I’d like to start this post by asking that both my dad and my big brother make the mature decision to not read on. I’m about to talk about lingerie and girl stuff that I’d rather you pretend I was not involved in.
Now that those guys are gone we can move on…
Ooooh, is there anything better than getting new pants? I mean the British kind. Underwear. Undies. Knickers. I get really excited about having new pants. Don’t pretend you don’t love it too.
I’m going to be a bridesmaid for one of my besties this year and I’m SO excited. When we went to go bridesmaid dress shopping, one of my other besties (also a bridesmaid) was quite afronted that I had neither shaved my legs or wore matching underwear and bra for the excursion.
I’ll admit, I should have re-thought the former of her issues as there was a small setback of static cling with some of the more chiffon-y dresses we tried on, but really? Matching undies? I don’t have any. Unless a black M&S t-shirt bra and random unknown origin black undies count? (They don’t by the way – she made quite clear).
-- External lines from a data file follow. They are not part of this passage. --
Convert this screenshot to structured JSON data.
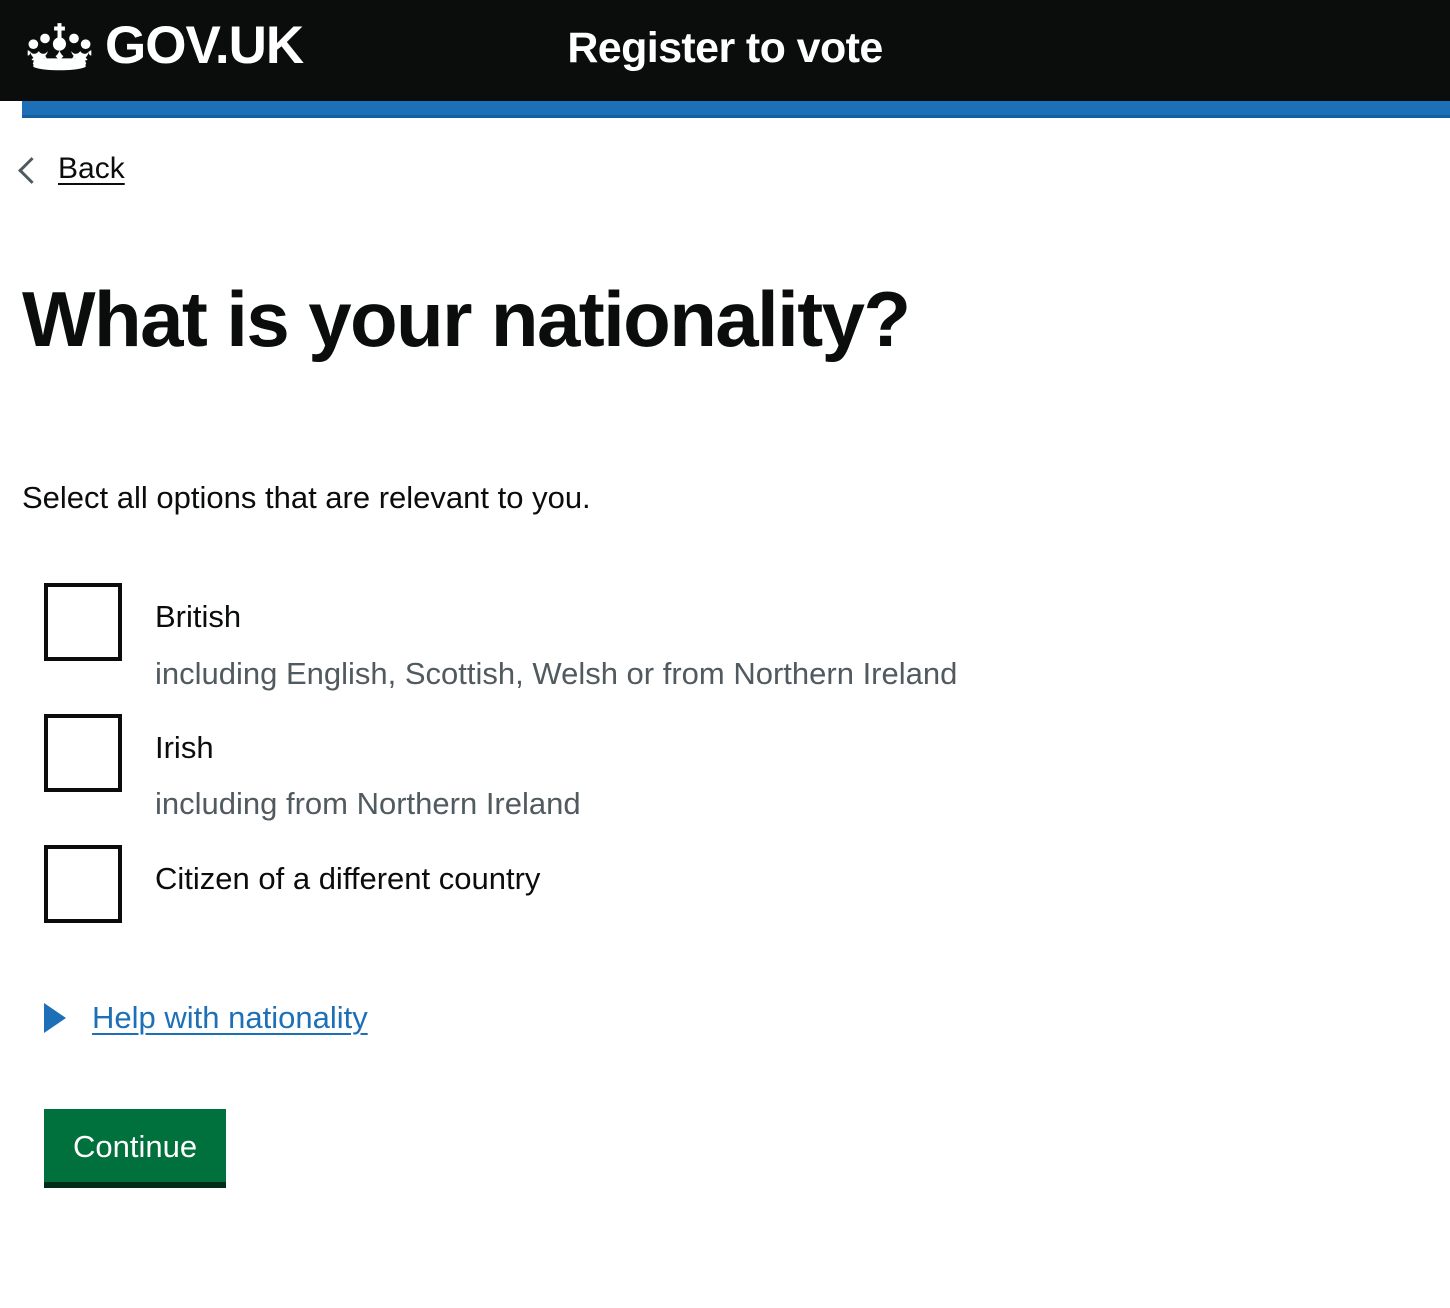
{
  "header": {
    "crown_icon": "govuk-crown-icon",
    "brand_name": "GOV.UK",
    "service_name": "Register to vote",
    "background_color": "#0b0c0c",
    "accent_color": "#1d70b8"
  },
  "back_link": {
    "icon": "chevron-left-icon",
    "label": "Back"
  },
  "main": {
    "heading": "What is your nationality?",
    "hint": "Select all options that are relevant to you.",
    "checkboxes": [
      {
        "label": "British",
        "hint": "including English, Scottish, Welsh or from Northern Ireland",
        "checked": false
      },
      {
        "label": "Irish",
        "hint": "including from Northern Ireland",
        "checked": false
      },
      {
        "label": "Citizen of a different country",
        "hint": "",
        "checked": false
      }
    ],
    "details": {
      "icon": "triangle-right-icon",
      "summary": "Help with nationality",
      "open": false,
      "link_color": "#1d70b8"
    },
    "continue_button": {
      "label": "Continue",
      "color": "#00703c",
      "shadow_color": "#002d18"
    }
  }
}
I’ve been thinking a little bit lately about sexy underwear and lingerie and the reasons why us ladies often feel it’s important that we have this stuff in our clothing repertoire.
Dad & Tim, if you are still reading, now you should really shut it down.
When I was getting married my friends bought me all kinds of beautifully sexy things. Things I wasn’t even sure how to put on (come on…the stockings, suspenders, corsets – these things should come with diagrams and risk assessments)! It felt like a right of passage at the time, but I guess my thoughts have been more focused on how sexualised our world is lately (which is the root of a lot of big problems, i.e. sex trafficking etc), and how the powers-that-try-to-be use the likes of the lingerie industry to peg us women into something to be oggled at and lusted over. Is there a good reason as to why we should dress up to be more visually pleasing to our partners?
I guess I’m questioning whether wearing sexy underwear or lingerie (whether that’s in a marriage context or not) is a feminist issue?
Sure, there is the argument that lots of women feel empowered by this kind of attire, more confident, powerful – and some that will say that they wear it to appeal to their mens strong visual appetite, but I wonder if maybe some of these reasons are more often than not just another bunch of lies that we have grown used to going along with? Do men feel the same need to present themselves in this sexy way when it comes to intimacy etc?
I understand this is a loaded topic, and to be honest I don’t have loads of well thought through opinions on this, I just wanted to get a few questions down while they were buzzing around my head. What do you think? Is this another way for society to keep us locked in the sexual objectification game, or am I over-thinking it?